Когда разговоры заходили о советской литературе, он о ней не имел никакого понятия. А все современные французы были у него, 'как Пруст'. Сомневаюсь, однако, чтобы он прочел все двенадцать томов 'В поисках утерянного времени'.
Ко мне относился он в разные годы по-разному. Сначала - с нежной иронией ('Я близ Кавказа рождена, владеть кинжалом я умею' - это про вас, про вас!), потом с удивлением и некоторым недоверием, еще позже - с доброжелательством, мирно принимая то, что сначала казалось ему во мне дерзостью и неуважением к нему, и под конец жизни - откровенно враждебно за мою книгу о Блоке. Как, о Блоке? Почему не о нем?

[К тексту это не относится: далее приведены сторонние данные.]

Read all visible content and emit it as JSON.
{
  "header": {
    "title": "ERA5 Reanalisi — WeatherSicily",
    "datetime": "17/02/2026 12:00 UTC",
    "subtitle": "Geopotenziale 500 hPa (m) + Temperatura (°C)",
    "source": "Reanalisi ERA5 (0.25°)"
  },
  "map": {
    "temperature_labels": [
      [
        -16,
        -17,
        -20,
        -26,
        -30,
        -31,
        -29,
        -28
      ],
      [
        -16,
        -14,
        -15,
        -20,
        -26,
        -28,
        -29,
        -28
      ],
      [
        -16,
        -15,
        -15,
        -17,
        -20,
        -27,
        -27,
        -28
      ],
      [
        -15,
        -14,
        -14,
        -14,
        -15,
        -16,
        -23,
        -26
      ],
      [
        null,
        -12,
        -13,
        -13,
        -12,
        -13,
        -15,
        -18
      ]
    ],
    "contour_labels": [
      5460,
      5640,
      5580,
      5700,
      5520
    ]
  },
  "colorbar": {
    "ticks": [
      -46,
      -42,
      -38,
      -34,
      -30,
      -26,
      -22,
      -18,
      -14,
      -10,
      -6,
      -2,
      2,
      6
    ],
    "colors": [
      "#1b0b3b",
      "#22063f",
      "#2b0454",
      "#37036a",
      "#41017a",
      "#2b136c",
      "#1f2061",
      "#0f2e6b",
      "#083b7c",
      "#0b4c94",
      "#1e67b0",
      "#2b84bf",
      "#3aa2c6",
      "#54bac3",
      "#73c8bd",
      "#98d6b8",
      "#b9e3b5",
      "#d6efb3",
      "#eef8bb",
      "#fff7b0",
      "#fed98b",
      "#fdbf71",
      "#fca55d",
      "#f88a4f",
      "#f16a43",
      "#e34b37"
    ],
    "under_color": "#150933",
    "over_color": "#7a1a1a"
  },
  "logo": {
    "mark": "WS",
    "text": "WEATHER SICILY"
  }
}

Всю жизнь Блок был для него раной, и весь символизм, мимо которого он прошел, чем-то противным, идиотским, ничтожным, к которому он был либо глух, либо яростно враждебен. 'Больших дураков не было со времени Гостомысла', - говорил он, и в 'Воспоминаниях' сказал: 'Во всей моей жизни пришлось мне иметь немало встреч с кретинами. Мне вообще была дана жизнь настолько необыкновенная, что я был современником даже и таких кретинов, имена которых навеки останутся во всемирной истории'. Эти кретины для него были: Бальмонт, Сологуб, Вячеслав Иванов; стихи Гиппиус возбуждали в нем злую насмешку, Брюсов был коммунист, и его следовало повесить за одно это, Белый (от белой горячки) был опасный сумасшедший. Но главной 'мерзостью' во всей этой компании был Блок, рахитик и дегенерат, умерший от сифилиса. Однажды Г.В.Иванов и я, будучи в гостях у Бунина, вынули с полки томик стихов о Прекрасной Даме, он был весь испещрен нецензурными ругательствами, такими словами, которые когда-то назывались 'заборными'. Это был комментарий Бунина к первому тому Блока. Даже Г.В.Иванов смутился. 'Забудем это', - шепнула я ему.
- И совсем он был не красивый, - однажды воскликнул Бунин, говоря о Блоке, - я был красивее его!
При этом Алданов заметил, что, вероятно, это так и было.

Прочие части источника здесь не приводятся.